One of my best friends suffered terribly trying to fit her eldest into GF's book. It made me want to weep watching her get more and more down. She ended up with PND, I'm sure the rule-seeking was a contributing factor - she just felt like she didn't measure up.

curiositykilled · 26/10/2009 12:39

lol! No, there isn't anything nicer! lol

Must warn you that I am 38 +6 with twins and likely to blub on you if we have anymore niceness going on! lol

ChairmumMiaow · 26/10/2009 12:43

I find people object to the BLW label, so I just found it easier to say "DS doesn't have purees" if it was relevant.
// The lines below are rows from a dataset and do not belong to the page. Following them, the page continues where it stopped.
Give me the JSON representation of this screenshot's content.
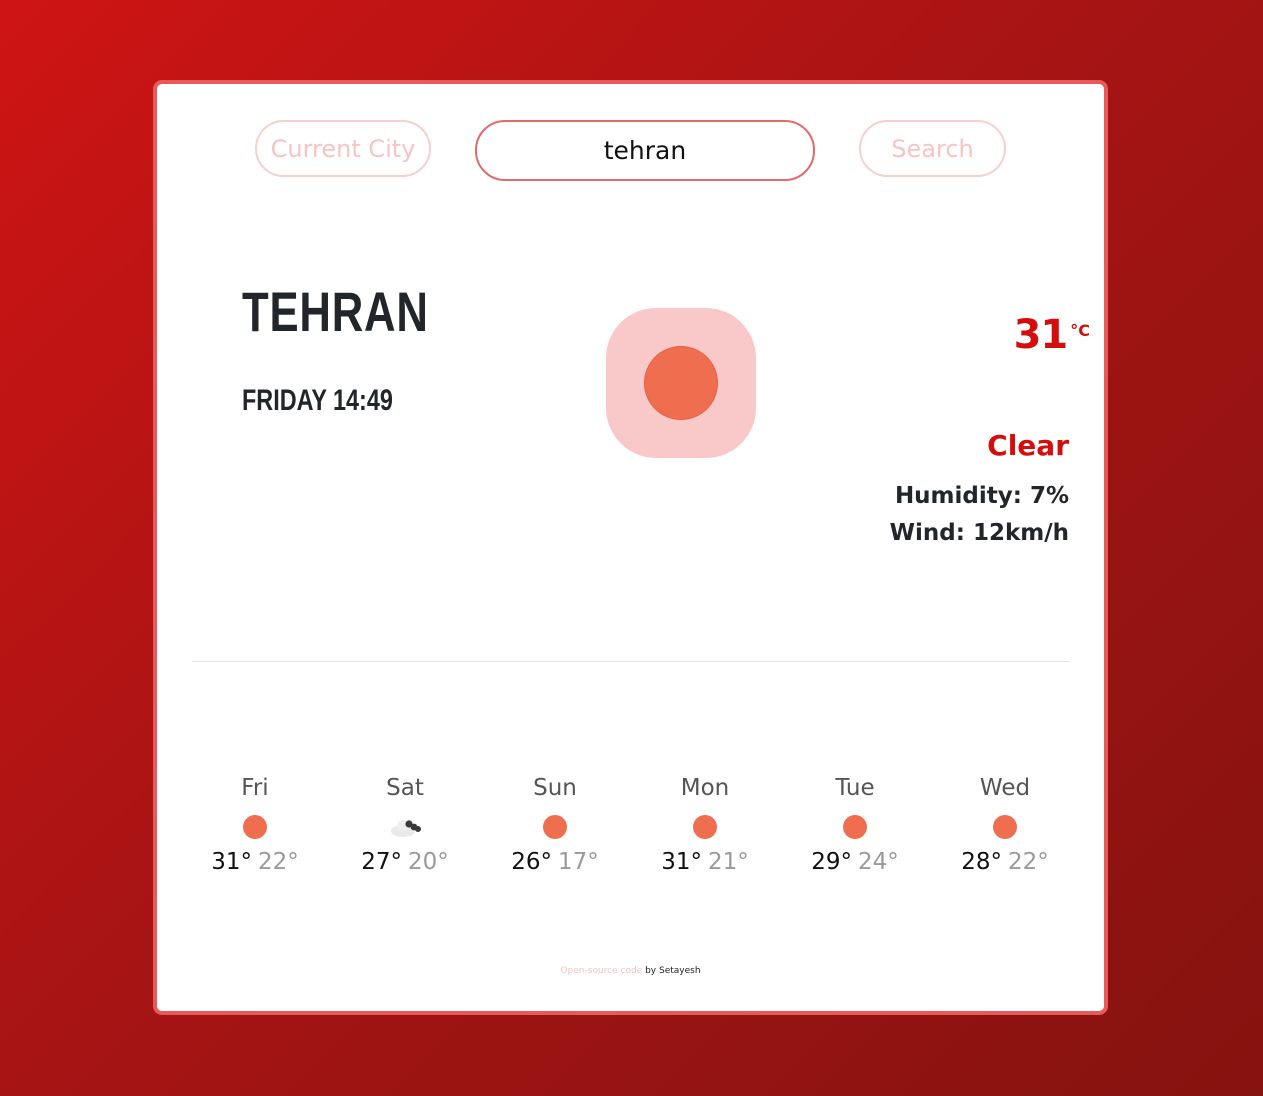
{
  "controls": {
    "current_city_label": "Current City",
    "search_value": "tehran",
    "search_label": "Search"
  },
  "weather": {
    "city": "TEHRAN",
    "date_time": "FRIDAY 14:49",
    "temperature": "31",
    "unit": "°C",
    "condition": "Clear",
    "humidity": "Humidity: 7%",
    "wind": "Wind: 12km/h",
    "main_icon": "sun-icon"
  },
  "forecast": [
    {
      "day": "Fri",
      "max": "31°",
      "min": "22°",
      "icon": "sun-icon"
    },
    {
      "day": "Sat",
      "max": "27°",
      "min": "20°",
      "icon": "cloud-icon"
    },
    {
      "day": "Sun",
      "max": "26°",
      "min": "17°",
      "icon": "sun-icon"
    },
    {
      "day": "Mon",
      "max": "31°",
      "min": "21°",
      "icon": "sun-icon"
    },
    {
      "day": "Tue",
      "max": "29°",
      "min": "24°",
      "icon": "sun-icon"
    },
    {
      "day": "Wed",
      "max": "28°",
      "min": "22°",
      "icon": "sun-icon"
    }
  ],
  "footer": {
    "link_text": "Open-source code",
    "credit": " by Setayesh"
  },
  "colors": {
    "accent": "#d40d0d",
    "sun": "#ef6e4f",
    "icon_bg": "#f9c8c8"
  }
}
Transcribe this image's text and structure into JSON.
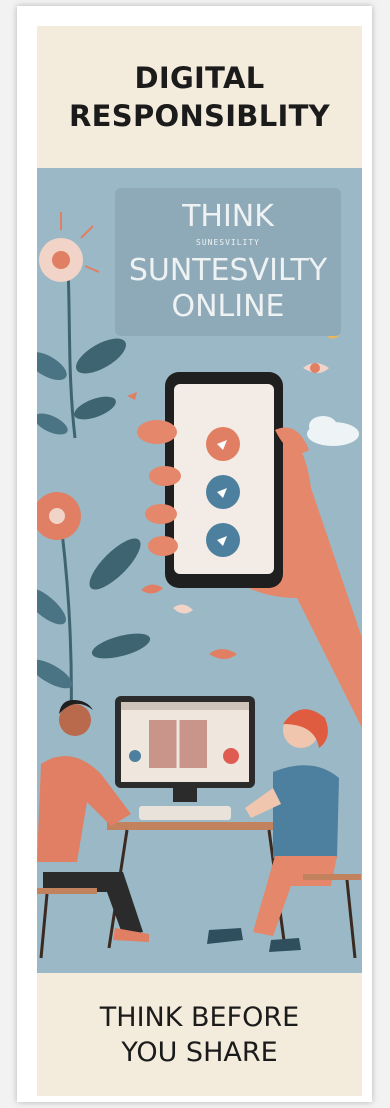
{
  "poster": {
    "title_lines": [
      "DIGITAL",
      "RESPONSIBLITY"
    ],
    "sign": {
      "line1": "THINK",
      "small_text": "SUNESVILITY",
      "line2": "SUNTESVILTY",
      "line3": "ONLINE"
    },
    "footer_lines": [
      "THINK BEFORE",
      "YOU SHARE"
    ]
  },
  "colors": {
    "background_blue": "#9ab8c5",
    "cream": "#f3ebdb",
    "coral": "#e07f63",
    "phone_icon_blue": "#4d7f9e",
    "dark_teal": "#3e6472"
  },
  "icons": [
    "flower-icon",
    "leaf-icon",
    "bird-icon",
    "cloud-icon",
    "smartphone-icon",
    "monitor-icon",
    "keyboard-icon"
  ]
}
Talking about BLW seems to require an explanation rather than encoraging a discussion ('what does/did he eat then?')

I think some people are forgetting that, particularly for first time parents it can be very daunting to be doing something different to what everyone else around you does, particularly when you sometimes get accused of risking your baby by giving them nasty dangerous fingerfoods too early / depriving them of vital food groups. Having books and resources gives a bit of credibility as far as the 'crowd' is concerned.

hanaflower · 26/10/2009 12:49

This reply has been deleted

Message withdrawn at poster's request.

MissM · 26/10/2009 14:44

Haven't read the whole thread but to respond to the OP: yep.
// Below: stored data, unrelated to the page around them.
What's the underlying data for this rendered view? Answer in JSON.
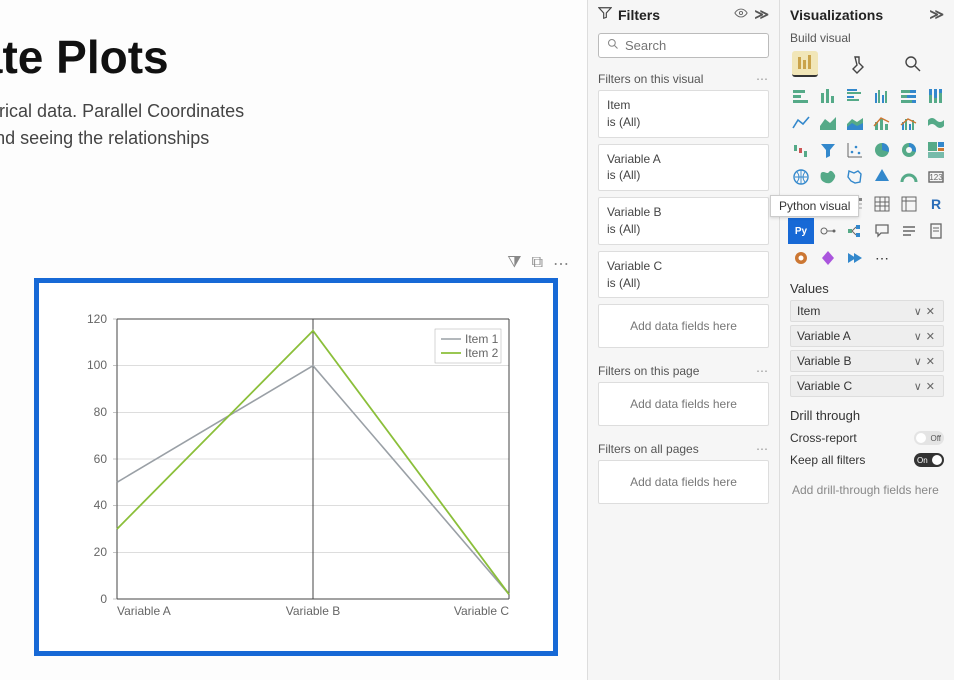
{
  "canvas": {
    "title": "rdinate Plots",
    "desc1": "variate, numerical data. Parallel Coordinates",
    "desc2": "es together and seeing the relationships"
  },
  "chart_data": {
    "type": "line",
    "categories": [
      "Variable A",
      "Variable B",
      "Variable C"
    ],
    "series": [
      {
        "name": "Item 1",
        "values": [
          50,
          100,
          2
        ],
        "color": "#9aa0a6"
      },
      {
        "name": "Item 2",
        "values": [
          30,
          115,
          2
        ],
        "color": "#8bbf3a"
      }
    ],
    "ylim": [
      0,
      120
    ],
    "yticks": [
      0,
      20,
      40,
      60,
      80,
      100,
      120
    ],
    "xlabel": "",
    "ylabel": "",
    "title": ""
  },
  "filters": {
    "pane_title": "Filters",
    "search_placeholder": "Search",
    "section_visual": "Filters on this visual",
    "section_page": "Filters on this page",
    "section_all": "Filters on all pages",
    "add_fields": "Add data fields here",
    "is_all": "is (All)",
    "cards": [
      {
        "name": "Item"
      },
      {
        "name": "Variable A"
      },
      {
        "name": "Variable B"
      },
      {
        "name": "Variable C"
      }
    ]
  },
  "viz": {
    "pane_title": "Visualizations",
    "build_label": "Build visual",
    "tooltip": "Python visual",
    "values_label": "Values",
    "fields": [
      "Item",
      "Variable A",
      "Variable B",
      "Variable C"
    ],
    "drill_label": "Drill through",
    "cross_report": "Cross-report",
    "cross_report_state": "Off",
    "keep_filters": "Keep all filters",
    "keep_filters_state": "On",
    "drill_drop": "Add drill-through fields here"
  }
}
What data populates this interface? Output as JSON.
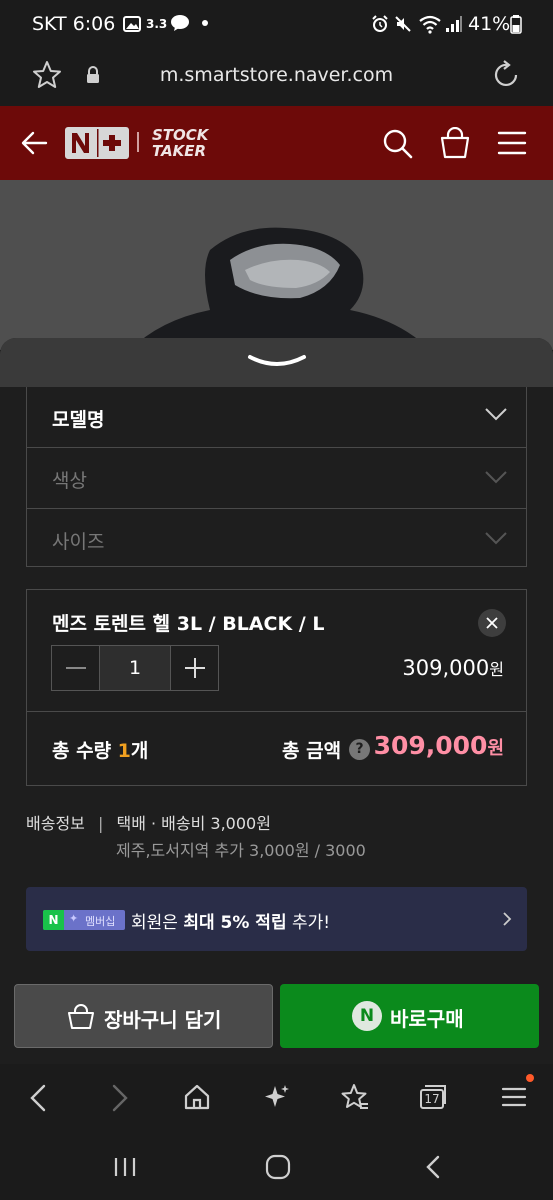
{
  "status_bar": {
    "carrier_time": "SKT 6:06",
    "weather": "3.3",
    "battery": "41%"
  },
  "browser": {
    "url": "m.smartstore.naver.com"
  },
  "header": {
    "brand_line1": "STOCK",
    "brand_line2": "TAKER"
  },
  "options": {
    "model_label": "모델명",
    "color_label": "색상",
    "size_label": "사이즈"
  },
  "selected_item": {
    "name": "멘즈 토렌트 헬 3L / BLACK / L",
    "quantity": "1",
    "price": "309,000",
    "price_unit": "원"
  },
  "totals": {
    "qty_prefix": "총 수량 ",
    "qty_value": "1",
    "qty_suffix": "개",
    "amount_label": "총 금액",
    "amount_value": "309,000",
    "amount_unit": "원"
  },
  "shipping": {
    "label": "배송정보",
    "separator": "|",
    "method": "택배 · 배송비 3,000원",
    "extra": "제주,도서지역 추가 3,000원 / 3000"
  },
  "membership": {
    "badge_text": "멤버십",
    "text_prefix": "회원은 ",
    "text_bold": "최대 5% 적립",
    "text_suffix": " 추가!"
  },
  "cta": {
    "cart_label": "장바구니 담기",
    "buy_label": "바로구매"
  },
  "browser_nav": {
    "tabs_count": "17"
  },
  "colors": {
    "header_bg": "#6d0a09",
    "accent_orange": "#f0a020",
    "price_pink": "#ff8fa5",
    "buy_green": "#0b8a1c"
  }
}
kingbeat23 · 26/10/2009 15:14

wow, this is quite an explosive thread here!!! by far the most violent arguement ive seen on here......

i, for one, think that everyones OPINION has been invaluable to me during my 1st 6 months as a mother, but I do realise that it just that...an opinion.

I agree with the op, that AK does make you feel inadequate, but then again so does GF and that baby whisperer woman (cant remember her name).

Having said that, reading baby whisper lady at 3 am with a 3 week old baby that had colic gave me some advice that worked, she felt better and so did I.....didnt read it again.

On the other hand, MN is quite a EBF site and the despair i felt when I couldnt made me feel inadequate too....

Ladies, we cant win, we will feel inadequate at points...but then again, we will feel like the tigress at some points and indominable (i think ive used it in context!!)

Everything in moderation in life, that includes MN, baby advice books, fatty food and coffee.....

(pootles of to make another brew!!)

thesecondcoming · 26/10/2009 16:11

This reply has been deleted

Message withdrawn at poster's request.

SweetEm · 26/10/2009 16:18

I have to say the meal planners didn't make me feel inadequate. I did not follow them though and didn't even attempt to. What I am struggling to understand is why they would make you feel inadequate - surely they are only a suggestion - and you don't really imagine that anyone follows them do you?

My children never ate what AK considered a portion either but I always thought this was a good thing - more to freeze now = less cooking later.

Oblomov · 26/10/2009 16:22

kingbeat. this is nothing. quite civilised really. compared to some of the threads I've seen over the years.
Most of which get deleted

kingbeat23 · 26/10/2009 17:01

quite so oblomov!! !!

handbags at dawn then!!

am i about to be shot for making a joke here!!

{backs out the room to make, yet again, another cup of coffee to counter sleep depravation on account of weaning incorrectly, due to total misinformation, from everyone, including my own mother - heavan forbid!!!}

AitchTwoToTangOh · 26/10/2009 17:38

"nothing you can say will convince me that these parenting techniques don't need preaching or teaching..."

so you were just coming on for a sweary rant then, thesecondcoming, were you? noted.

next time i'll not waste my precious time trying to answer any of your questions. i'd suggest any of the women who explained patiently and politely why they felt they needed some written help with their parenting note your habit of posting questions to which you have no intention of listening to the answer. i only hope that they have been of some use to others.